The Long History of Frozen Pizza in the United States
Weird History Food, as a part of its ongoing series about pizza, took a look at the long and sometimes complicated history of frozen pizza in the United States, including all of its later iterations,
Weird History Food is taking frozen pizzas out of the freezer and into the storytelling oven to talk about everyone’s favorite go to cheesy snack. Thanks to some innovations, frozen pizzas have become a staple in just about everyone’s freezer.
This includes the origins of pizza in the United States, the increasing demand across the country for pre-made pizzas, and the discovery of freon in 1928. Once freezers became available, the desire for frozen pizza followed. Several pizzerias led the charge, the first in Philadelphia.
But Joseph Bucci, a Philadelphia pizzeria owner, wanted to take his unbaked ready-to-cook pizza game one step further. And he filed the first US patent for frozen pizza. He called it The Method for Making Frozen Pizza. Once Bucci figured out how to freeze a pizza without the sauce seeping into the dough, while still keeping its original taste and texture, other independent pizza makers took his lead.
Brands such as Red Baron, Tombstone, and Totinos paved the way for other regional brands. This eventually led to further iterations such as Hot Pockets, Pizza Rolls, Bagel Bites, and French bread pizza. Then in 1995, Kraft introduced a product that changed the frozen pizza game entirely with DiGiorno.

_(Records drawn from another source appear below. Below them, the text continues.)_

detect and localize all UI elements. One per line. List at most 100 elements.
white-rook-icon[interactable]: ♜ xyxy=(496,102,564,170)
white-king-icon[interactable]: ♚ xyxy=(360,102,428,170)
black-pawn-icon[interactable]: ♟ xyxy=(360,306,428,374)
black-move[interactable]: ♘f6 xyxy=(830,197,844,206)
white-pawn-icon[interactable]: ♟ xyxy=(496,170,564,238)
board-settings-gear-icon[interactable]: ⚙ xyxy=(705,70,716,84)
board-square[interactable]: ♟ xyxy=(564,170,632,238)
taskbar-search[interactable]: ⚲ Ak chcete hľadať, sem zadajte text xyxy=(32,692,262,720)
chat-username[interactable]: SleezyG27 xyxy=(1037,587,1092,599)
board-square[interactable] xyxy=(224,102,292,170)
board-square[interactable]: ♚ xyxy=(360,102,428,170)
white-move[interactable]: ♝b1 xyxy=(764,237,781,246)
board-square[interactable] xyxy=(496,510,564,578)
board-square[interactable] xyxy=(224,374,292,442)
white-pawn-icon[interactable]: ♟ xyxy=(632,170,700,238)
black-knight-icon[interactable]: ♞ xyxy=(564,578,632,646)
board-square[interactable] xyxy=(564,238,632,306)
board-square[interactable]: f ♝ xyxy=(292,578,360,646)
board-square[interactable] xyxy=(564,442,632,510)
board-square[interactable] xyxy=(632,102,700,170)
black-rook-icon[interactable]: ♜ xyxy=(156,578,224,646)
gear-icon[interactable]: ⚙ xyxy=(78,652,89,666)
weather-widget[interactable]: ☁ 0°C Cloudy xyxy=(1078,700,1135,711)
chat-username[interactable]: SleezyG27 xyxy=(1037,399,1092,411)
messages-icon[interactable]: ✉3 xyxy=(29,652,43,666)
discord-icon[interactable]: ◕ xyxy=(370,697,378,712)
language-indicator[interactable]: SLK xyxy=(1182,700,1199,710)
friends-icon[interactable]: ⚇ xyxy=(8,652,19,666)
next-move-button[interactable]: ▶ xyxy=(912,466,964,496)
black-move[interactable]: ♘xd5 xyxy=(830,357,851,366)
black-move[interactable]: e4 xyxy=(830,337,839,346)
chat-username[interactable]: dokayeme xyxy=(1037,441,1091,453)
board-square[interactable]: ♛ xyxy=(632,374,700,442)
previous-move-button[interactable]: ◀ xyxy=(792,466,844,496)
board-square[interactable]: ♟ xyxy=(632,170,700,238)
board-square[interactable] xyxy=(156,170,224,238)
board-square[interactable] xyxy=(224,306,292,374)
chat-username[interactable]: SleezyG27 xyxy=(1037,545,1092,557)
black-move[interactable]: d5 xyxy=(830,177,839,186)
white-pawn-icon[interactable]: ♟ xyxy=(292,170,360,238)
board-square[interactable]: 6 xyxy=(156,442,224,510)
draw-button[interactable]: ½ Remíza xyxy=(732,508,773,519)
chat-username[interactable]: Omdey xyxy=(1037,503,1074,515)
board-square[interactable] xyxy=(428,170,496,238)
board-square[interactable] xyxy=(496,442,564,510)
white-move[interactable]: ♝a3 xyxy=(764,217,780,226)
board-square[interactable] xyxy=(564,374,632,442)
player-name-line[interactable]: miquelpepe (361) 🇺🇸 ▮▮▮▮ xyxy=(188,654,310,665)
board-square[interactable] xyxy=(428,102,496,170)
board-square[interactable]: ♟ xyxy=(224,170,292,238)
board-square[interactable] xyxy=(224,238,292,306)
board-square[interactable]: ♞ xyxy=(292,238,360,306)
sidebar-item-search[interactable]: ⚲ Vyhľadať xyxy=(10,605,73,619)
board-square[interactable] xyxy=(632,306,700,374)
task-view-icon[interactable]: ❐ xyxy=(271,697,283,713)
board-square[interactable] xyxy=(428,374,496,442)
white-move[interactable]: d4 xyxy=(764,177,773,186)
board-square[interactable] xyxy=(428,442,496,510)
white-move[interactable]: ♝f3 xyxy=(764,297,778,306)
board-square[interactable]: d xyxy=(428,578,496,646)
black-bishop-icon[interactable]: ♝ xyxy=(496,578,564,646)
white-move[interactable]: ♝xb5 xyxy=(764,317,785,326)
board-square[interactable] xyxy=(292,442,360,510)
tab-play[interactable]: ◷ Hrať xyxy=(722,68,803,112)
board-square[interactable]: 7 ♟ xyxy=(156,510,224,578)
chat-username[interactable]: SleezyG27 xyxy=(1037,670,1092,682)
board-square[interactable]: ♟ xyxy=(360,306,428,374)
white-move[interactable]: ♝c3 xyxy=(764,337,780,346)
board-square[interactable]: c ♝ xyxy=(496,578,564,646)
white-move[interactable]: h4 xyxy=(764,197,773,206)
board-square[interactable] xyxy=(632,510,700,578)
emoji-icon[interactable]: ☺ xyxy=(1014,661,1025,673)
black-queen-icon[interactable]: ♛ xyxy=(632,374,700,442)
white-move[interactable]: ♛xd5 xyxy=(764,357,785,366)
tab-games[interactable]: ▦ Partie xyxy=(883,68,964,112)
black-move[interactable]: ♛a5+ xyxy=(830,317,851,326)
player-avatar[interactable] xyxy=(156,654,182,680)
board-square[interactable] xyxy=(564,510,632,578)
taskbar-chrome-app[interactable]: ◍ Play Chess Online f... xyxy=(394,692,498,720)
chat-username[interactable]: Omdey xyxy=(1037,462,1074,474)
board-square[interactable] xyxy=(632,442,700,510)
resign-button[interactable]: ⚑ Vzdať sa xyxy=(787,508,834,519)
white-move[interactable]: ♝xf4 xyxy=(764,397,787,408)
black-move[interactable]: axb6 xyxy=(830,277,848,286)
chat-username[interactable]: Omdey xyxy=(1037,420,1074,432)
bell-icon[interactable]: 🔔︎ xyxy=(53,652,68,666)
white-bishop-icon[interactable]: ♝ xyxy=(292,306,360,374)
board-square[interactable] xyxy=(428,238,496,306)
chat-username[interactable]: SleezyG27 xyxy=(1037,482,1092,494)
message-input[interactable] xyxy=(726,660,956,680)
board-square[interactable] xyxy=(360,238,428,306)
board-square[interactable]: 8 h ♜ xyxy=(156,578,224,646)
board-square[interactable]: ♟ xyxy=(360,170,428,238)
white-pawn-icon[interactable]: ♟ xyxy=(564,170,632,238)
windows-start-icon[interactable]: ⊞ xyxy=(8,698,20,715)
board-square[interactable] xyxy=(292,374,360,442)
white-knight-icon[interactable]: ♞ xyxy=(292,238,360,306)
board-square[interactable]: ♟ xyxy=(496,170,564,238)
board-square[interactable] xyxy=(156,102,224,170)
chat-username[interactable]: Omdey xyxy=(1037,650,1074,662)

French bread pizza, Hot Pockets, and Bagel Bites were all whimsical riffs on frozen pizza. …However, the most important innovation to rock the industry happened in 1995. This was the year that Kraft Foods reinvented the frozen pizza game forever with their new line of DiGiorno frozen pizza, which featured a patented rising crust. Don’t bother looking for the DiGiorno family though. The Kraft marketing department baked up the Italian-sounding surname to convince their pizza-eating customers the brand had Italian roots.